When I began hunting in the early 1970’s, hunters were generally presented by the main stream media as rugged outdoorsmen who were willing to work hard to be successful. Watch the film clips of Fred Bear from the period as an example as these were regularly shown on major market TV stations at the time (at least here in Michigan). Today, the main stream media generally portray hunters as fat lazy ignorant slobs that take joy in killing things and will do anything to accomplish this goal. They are portrayed as backwards and unenlightened at best, or as a villain at the worst.

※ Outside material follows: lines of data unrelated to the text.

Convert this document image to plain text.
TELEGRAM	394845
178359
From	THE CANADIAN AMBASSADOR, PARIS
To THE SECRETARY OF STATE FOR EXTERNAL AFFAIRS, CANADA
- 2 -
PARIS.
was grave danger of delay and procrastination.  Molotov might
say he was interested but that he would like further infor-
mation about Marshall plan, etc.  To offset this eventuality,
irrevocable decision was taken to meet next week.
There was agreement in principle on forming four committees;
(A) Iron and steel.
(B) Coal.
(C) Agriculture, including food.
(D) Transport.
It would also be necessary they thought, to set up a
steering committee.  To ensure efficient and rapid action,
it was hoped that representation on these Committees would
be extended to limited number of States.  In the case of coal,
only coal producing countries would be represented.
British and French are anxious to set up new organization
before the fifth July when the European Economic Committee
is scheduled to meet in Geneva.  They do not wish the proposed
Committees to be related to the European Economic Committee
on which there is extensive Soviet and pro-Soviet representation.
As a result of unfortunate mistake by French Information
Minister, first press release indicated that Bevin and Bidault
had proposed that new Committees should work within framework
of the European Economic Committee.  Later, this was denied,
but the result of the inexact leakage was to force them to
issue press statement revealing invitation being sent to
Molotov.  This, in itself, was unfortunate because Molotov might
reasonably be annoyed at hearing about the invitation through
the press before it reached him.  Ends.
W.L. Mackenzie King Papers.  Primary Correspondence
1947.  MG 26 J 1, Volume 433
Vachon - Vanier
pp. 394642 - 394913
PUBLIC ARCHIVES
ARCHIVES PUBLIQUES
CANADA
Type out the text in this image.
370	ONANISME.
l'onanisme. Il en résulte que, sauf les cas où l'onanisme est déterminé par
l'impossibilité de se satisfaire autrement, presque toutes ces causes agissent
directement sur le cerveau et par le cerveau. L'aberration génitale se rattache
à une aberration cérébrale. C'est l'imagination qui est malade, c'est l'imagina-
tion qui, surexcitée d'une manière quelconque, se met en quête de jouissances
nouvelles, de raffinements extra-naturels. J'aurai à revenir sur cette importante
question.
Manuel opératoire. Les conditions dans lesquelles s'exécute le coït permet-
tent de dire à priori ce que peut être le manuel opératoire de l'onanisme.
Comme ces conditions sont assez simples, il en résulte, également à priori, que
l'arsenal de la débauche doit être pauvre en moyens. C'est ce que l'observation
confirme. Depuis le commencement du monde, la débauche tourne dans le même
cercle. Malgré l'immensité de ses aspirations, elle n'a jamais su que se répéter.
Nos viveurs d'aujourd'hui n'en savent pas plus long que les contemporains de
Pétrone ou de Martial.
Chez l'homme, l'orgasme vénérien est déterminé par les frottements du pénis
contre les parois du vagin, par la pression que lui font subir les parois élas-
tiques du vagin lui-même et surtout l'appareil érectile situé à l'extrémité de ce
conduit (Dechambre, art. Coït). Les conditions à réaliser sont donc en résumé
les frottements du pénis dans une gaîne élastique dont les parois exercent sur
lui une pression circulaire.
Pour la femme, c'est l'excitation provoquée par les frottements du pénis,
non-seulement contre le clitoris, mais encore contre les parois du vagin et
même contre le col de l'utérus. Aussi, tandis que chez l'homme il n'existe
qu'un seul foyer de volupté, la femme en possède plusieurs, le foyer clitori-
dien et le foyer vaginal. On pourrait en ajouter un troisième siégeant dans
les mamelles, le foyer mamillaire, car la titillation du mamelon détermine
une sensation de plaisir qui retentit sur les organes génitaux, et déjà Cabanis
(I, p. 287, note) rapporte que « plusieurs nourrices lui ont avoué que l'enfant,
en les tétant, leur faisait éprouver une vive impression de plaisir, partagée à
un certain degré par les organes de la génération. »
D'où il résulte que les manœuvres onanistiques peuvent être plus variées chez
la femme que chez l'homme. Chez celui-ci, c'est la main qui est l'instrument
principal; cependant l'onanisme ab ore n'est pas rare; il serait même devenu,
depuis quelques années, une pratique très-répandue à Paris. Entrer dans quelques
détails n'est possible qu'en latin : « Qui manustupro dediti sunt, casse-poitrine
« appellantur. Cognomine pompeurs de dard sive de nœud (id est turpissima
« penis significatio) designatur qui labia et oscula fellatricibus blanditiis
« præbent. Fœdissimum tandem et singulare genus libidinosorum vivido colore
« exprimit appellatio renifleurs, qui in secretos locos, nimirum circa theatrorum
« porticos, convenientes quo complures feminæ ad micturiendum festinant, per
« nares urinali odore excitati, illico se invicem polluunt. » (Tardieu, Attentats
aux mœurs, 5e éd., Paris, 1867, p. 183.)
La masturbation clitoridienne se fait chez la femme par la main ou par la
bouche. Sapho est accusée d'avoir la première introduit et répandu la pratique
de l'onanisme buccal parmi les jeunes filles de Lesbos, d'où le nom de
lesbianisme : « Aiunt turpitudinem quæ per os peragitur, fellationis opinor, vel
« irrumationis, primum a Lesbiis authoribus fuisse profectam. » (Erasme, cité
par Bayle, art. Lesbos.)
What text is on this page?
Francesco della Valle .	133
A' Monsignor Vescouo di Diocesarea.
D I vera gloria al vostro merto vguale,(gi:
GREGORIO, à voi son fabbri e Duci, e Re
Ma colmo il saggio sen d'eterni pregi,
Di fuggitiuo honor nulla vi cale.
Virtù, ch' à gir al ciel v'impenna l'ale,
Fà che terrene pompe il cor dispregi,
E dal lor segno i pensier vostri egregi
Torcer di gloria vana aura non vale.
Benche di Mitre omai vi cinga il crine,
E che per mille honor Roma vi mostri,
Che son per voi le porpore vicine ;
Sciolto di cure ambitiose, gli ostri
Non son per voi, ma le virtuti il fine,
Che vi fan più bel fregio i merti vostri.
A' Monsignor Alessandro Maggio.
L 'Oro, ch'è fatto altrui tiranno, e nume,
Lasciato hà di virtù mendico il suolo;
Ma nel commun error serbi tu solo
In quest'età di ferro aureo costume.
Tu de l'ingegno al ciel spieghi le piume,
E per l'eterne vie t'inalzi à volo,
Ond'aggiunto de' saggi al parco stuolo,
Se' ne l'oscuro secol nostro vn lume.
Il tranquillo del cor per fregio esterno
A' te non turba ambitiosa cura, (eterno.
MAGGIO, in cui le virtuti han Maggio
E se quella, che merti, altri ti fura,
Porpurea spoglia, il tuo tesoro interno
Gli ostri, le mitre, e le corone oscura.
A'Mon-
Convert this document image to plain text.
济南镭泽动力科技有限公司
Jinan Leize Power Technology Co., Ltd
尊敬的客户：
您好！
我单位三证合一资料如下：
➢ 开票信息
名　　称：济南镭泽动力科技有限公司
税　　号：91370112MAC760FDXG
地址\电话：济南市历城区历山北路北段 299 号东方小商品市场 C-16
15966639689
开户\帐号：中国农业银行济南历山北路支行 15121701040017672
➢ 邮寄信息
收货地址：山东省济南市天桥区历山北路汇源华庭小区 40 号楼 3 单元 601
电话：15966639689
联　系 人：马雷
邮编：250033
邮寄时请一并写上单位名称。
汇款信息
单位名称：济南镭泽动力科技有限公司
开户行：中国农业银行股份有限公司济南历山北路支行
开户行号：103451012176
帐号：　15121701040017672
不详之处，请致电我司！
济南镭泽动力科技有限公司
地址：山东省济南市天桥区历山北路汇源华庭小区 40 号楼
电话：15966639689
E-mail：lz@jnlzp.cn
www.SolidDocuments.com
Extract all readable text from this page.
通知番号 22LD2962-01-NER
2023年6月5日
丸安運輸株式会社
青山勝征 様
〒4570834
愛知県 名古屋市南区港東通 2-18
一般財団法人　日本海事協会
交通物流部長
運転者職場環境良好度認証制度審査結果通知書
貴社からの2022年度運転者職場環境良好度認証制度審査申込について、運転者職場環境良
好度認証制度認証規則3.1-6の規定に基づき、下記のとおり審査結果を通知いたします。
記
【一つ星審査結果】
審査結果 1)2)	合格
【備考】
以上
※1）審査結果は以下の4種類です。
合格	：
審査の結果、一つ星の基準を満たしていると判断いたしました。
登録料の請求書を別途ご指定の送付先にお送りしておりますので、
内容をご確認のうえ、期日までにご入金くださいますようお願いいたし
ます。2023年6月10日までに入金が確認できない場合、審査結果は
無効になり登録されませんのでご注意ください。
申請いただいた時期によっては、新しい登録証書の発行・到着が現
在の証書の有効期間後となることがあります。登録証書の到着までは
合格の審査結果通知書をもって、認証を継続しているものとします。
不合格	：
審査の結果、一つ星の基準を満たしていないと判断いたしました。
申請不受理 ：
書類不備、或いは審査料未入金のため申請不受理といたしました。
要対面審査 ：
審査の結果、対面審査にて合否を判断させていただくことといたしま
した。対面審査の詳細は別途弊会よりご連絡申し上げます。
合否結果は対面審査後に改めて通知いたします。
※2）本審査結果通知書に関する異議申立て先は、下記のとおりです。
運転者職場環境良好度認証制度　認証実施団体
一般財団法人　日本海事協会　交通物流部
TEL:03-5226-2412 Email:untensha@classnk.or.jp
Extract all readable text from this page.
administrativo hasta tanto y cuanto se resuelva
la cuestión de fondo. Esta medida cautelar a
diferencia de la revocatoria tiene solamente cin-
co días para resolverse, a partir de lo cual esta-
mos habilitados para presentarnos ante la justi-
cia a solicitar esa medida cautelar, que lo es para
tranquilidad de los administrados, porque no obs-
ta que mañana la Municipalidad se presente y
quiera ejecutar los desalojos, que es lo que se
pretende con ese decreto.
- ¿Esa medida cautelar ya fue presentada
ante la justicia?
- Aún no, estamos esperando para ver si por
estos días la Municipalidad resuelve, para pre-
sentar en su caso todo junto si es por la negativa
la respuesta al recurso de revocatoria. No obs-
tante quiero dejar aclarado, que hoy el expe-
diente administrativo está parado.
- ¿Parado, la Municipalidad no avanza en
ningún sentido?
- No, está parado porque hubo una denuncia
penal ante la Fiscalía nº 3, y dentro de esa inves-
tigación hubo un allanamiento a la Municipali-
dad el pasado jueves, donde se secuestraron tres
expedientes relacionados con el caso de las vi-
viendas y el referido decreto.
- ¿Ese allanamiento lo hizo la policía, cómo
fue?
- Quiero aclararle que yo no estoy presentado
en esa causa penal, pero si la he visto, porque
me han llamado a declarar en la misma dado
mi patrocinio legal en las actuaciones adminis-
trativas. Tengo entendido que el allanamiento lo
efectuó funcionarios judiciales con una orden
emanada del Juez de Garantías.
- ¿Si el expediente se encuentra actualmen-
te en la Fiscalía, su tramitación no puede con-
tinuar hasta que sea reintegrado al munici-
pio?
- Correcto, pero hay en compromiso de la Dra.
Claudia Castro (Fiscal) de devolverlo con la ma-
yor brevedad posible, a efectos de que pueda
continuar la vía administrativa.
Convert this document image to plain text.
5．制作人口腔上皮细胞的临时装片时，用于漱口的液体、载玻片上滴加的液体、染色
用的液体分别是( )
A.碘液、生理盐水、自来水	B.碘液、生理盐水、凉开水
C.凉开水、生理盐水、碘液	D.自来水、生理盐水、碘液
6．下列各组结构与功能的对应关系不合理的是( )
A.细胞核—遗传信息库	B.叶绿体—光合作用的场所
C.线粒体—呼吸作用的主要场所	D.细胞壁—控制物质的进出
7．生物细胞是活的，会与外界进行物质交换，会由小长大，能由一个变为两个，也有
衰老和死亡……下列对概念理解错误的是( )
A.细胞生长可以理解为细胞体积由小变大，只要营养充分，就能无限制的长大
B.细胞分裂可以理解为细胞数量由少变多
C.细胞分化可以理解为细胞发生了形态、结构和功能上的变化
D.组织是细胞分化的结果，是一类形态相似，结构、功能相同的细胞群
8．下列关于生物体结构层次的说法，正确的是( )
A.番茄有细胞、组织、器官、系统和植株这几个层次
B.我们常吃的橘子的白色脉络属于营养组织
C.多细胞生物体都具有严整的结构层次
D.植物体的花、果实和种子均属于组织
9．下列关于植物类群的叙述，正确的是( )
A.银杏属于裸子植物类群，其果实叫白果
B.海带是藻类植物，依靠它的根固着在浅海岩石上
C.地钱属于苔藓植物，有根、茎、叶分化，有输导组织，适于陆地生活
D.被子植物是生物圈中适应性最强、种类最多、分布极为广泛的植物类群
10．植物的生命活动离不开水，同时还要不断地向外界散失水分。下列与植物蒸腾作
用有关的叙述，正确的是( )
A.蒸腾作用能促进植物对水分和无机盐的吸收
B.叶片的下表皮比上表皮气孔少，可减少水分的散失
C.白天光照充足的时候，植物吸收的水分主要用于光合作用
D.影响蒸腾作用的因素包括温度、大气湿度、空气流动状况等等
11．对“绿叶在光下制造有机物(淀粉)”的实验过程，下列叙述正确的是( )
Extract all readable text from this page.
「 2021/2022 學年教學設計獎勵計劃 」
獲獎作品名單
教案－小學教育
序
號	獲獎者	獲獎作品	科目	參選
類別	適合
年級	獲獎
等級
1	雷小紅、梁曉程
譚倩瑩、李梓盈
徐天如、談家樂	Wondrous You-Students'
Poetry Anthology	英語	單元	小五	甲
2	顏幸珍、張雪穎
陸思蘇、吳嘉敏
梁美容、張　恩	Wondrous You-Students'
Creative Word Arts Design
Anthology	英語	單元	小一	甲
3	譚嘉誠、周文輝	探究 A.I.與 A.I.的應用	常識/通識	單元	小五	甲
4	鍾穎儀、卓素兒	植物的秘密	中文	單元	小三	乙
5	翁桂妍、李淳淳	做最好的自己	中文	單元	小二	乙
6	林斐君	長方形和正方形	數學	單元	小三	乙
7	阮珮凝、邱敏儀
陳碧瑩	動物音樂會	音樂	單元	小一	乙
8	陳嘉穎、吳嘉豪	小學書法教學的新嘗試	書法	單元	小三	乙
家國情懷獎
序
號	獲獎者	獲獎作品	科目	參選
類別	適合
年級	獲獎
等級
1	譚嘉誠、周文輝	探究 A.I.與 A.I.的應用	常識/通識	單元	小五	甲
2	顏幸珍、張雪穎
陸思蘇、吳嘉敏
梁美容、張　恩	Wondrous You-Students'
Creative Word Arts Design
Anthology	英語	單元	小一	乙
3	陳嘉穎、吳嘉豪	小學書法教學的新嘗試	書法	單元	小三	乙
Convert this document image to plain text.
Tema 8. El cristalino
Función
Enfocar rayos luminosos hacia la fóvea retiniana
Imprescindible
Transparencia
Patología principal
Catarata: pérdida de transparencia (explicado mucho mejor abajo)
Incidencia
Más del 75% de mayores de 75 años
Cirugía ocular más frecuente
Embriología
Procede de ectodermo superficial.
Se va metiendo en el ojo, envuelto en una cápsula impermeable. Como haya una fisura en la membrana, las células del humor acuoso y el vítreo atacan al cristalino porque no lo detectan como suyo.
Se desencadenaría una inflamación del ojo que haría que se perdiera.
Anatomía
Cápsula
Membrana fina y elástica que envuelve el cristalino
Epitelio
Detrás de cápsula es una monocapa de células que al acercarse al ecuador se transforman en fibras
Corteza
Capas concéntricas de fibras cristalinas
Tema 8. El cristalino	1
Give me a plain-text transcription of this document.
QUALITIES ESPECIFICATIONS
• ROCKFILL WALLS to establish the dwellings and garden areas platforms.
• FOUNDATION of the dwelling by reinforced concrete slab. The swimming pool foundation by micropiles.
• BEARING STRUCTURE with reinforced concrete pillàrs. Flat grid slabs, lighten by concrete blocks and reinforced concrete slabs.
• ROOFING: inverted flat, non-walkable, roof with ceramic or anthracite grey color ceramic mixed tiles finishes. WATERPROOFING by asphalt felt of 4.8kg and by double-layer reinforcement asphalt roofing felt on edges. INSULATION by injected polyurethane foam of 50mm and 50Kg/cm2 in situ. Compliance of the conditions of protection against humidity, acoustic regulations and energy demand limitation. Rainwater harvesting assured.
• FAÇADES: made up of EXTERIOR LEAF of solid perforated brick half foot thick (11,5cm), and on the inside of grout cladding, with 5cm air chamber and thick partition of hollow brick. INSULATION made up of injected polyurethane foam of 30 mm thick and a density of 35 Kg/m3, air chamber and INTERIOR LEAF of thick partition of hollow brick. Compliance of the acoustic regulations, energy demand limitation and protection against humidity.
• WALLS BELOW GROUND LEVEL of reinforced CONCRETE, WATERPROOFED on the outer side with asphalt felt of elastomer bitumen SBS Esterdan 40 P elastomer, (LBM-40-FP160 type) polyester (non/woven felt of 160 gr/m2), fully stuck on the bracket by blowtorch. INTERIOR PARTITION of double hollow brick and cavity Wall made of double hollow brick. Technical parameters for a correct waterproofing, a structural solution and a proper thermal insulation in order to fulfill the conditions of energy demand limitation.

Hunters blame this change in the media’s attitude (and of the non-hunting public’s attitude) on the anti’s but they are wrong. It’s our own fault. It is hunter’s growing and continued reliance on ATVs, baiting, shooting enclosures, high tech weapons (compound bows, in-line muzzle loaders, military style rifles, etc.), high tech hunting aids (electronic sighting devices, hearing aids, game callers, automatic feeders, field communications, night vision devices, etc.), and a willingness to pay guides to provide the hunting skills and do the work for you (or worse to pay to “hunt” pen raised animals in an enclosure), that have caused the change in hunter’s image. These items are viewed by the non-hunting public as substitutes for skill and effort, and reinforce their view that hunters are fat lazy ignorant slobs that take joy in killing things.
Hunters’ statements that “the only way I can access the good hunting area is with an ATV” or “when I went to Texas and found all the successful hunters baited is when I decided baiting was alright” show the non-hunting public hunters are willing to adjust their ethics (or cheat) to accomplish their goal of killing things. Hunters’ image to the non-hunting public will continue to suffer until we as hunters start portraying hunting as something that takes skill and effort to be successful at, and openly criticizing those that seek shortcuts.
In my opinion, it is time to stop worrying about quantity of hunters because that battle is lost (there will never be enough hunters to outvote the non-hunters). We need to do something about how we hunt and what we call hunting (i.e., how we talk about hunting and what we watch on TV) to change the non hunting publics opinion on hunting if hunting as recreational pursuit is going to survive.